Bold scores indicate the best performance, and underlined scores mean the second best.
2. Responsible AI : Open and Transparent Disclosure of Information
In the development process of EXAONE 3.5, we have strived to uphold our responsibility for responsible AI. While releasing a lineup of models in various sizes as open-source can contribute to AI research and ecosystem development, it also presents potential risks, such as unintended inequality toward socially disadvantaged groups, the generation of harmful content, and malicious misuse by users. To proactively identify and prevent these risks, we conducted an AI Ethical Impact Assessment, reviewing potential risks throughout the entire AI lifecycle. Guided by the LG AI Ethics Principles, we have pursued research and development with a strong commitment to ethical standards.

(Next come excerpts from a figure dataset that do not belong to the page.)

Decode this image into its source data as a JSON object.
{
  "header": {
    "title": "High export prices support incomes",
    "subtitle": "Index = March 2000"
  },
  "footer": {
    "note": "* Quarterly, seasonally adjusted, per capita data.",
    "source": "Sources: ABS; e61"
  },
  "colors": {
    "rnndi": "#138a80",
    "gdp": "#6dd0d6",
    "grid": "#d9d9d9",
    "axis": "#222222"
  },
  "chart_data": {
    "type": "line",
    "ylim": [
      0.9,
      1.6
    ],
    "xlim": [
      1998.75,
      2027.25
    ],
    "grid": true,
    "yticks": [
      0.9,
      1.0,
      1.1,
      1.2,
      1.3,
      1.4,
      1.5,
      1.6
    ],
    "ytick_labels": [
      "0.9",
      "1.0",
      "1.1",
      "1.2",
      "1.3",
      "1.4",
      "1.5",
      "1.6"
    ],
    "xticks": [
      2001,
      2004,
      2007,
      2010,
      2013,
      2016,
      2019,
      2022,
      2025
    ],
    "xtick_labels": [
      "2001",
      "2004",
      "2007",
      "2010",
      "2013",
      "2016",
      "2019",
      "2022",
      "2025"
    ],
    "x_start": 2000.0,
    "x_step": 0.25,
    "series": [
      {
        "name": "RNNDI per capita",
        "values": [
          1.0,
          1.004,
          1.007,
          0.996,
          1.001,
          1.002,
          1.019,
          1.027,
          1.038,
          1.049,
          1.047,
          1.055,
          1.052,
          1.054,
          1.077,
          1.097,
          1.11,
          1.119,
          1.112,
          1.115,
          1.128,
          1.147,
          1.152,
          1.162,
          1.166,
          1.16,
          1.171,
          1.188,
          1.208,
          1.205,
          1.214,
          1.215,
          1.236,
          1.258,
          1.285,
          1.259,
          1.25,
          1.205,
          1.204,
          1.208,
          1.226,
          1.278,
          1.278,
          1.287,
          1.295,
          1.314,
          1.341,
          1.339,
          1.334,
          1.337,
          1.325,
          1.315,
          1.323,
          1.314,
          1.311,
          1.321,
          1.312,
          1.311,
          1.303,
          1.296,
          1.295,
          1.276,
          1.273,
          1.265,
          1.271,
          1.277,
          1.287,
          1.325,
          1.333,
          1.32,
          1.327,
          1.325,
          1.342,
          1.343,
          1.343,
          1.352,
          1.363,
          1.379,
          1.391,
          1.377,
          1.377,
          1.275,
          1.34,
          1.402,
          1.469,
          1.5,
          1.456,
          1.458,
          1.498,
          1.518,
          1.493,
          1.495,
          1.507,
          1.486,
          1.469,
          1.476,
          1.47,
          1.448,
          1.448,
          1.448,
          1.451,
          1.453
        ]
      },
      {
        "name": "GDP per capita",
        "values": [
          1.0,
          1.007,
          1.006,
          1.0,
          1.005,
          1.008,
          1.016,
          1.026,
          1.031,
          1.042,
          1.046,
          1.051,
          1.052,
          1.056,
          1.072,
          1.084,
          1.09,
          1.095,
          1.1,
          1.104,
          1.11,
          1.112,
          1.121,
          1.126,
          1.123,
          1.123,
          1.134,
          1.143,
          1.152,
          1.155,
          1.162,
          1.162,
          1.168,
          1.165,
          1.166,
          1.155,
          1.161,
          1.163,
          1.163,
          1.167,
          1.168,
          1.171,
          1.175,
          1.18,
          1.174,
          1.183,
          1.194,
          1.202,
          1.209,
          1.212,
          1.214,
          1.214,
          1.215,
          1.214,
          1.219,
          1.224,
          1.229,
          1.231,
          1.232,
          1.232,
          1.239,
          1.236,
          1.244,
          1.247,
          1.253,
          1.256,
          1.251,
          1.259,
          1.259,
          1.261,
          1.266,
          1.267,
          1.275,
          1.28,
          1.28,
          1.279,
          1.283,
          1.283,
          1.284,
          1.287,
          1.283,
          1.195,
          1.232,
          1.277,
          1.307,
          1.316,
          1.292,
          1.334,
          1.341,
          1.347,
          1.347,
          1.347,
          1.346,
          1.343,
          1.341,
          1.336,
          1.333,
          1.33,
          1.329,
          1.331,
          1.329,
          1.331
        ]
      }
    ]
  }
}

The ethical evaluation of EXAONE 3.5 revealed both strengths and areas for improvement. All three models demonstrated outstanding performance in filtering out hate speech and illegal content. However, we identified a need to address biases related to regions and occupations, particularly in the 2.4B model. We chose to disclose the evaluation results transparently because we believe that advancing AI ethics requires the open sharing of information. By making these findings public, we aim to encourage more active research into AI ethics among researchers. LG AI Research will continue to lead in the field of AI ethics, building on this foundation.